Fitzpatrick would go on to propose the Los Angeles Festival, a follow-up international arts festival held triennially from 1987 to 1993.
His success at CalArts as well as with the Olympic Arts Festival led Fitzpatrick to being named president of Euro Disneyland, now known as Disneyland Paris, in 1987. He saw the themed entertainment resort through its opening (as Euro Disney) in 1992 before leaving the company the next year.
Fitzpatrick’s subsequent work included consulting, serving as the dean of the School of the Arts at Columbia University and as the director of the Museum of Contemporary Art in Chicago.
“In my career I have believed strongly in commitments of intensity, not of duration,” Fitzpatrick said in a 2015 interview with Flash Art.

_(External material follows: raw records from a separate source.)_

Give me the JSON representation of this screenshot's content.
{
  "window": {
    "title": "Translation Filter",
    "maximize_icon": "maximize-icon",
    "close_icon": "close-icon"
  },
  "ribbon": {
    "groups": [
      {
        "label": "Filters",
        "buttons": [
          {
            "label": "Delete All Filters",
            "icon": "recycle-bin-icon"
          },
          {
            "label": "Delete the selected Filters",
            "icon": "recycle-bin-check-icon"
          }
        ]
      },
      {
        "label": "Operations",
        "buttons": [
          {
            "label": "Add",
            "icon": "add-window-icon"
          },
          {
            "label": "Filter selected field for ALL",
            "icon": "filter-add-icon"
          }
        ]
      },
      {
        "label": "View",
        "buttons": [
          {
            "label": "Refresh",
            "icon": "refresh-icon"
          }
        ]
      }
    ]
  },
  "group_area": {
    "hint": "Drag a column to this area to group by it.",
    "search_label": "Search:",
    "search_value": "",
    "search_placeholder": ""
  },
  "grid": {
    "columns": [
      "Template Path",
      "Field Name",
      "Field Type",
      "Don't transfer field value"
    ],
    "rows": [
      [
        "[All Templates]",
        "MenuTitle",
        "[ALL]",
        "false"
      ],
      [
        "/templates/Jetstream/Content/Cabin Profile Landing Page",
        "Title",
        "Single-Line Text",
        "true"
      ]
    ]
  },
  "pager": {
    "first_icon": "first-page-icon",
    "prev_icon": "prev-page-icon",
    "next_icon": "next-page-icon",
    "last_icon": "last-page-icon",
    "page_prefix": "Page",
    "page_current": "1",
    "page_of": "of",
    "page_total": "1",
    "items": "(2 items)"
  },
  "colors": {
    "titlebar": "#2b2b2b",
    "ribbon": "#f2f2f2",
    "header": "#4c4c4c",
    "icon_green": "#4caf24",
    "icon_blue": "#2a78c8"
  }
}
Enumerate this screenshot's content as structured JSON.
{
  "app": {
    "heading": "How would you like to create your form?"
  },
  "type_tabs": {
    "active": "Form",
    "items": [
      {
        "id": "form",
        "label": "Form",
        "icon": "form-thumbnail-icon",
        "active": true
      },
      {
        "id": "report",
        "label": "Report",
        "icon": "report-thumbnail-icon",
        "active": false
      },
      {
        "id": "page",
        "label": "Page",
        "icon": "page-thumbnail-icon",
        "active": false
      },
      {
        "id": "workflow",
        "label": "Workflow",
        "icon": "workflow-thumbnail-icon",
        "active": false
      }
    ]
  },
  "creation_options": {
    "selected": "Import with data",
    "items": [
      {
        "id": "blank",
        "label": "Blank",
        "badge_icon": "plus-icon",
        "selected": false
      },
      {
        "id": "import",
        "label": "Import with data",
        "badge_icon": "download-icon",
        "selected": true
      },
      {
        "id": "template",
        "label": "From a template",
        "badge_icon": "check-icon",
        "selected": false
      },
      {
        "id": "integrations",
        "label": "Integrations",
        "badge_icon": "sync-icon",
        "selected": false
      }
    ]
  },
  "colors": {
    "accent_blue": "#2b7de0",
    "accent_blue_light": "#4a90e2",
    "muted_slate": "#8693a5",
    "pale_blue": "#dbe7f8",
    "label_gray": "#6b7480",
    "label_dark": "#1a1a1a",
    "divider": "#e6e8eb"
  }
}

Before leaving Los Angeles for Paris in 1987, Fitzpatrick discussed how his approach to organizing that inaugural Los Angeles Festival was to seek out art that troubled him, that unsettled him or that could challenge audiences.
“I’ve been very adamant in my own personal definition of what’s appropriate for a festival in this city,” said Fitzpatrick. “That is that it be things that we wouldn’t normally get access to, things that are somehow special, somehow different, and will provoke us, stimulate us into understanding things we might not have understood.”
Fitzpatrick is survived by his wife, Sylvie Fitzpatrick; children Claire, Joel and Michael Fitzpatrick; sister Sharon Denny; brother Murry Fitzpatrick; and six grandchildren. CalArts said it was planning a memorial, details of which will be announced later.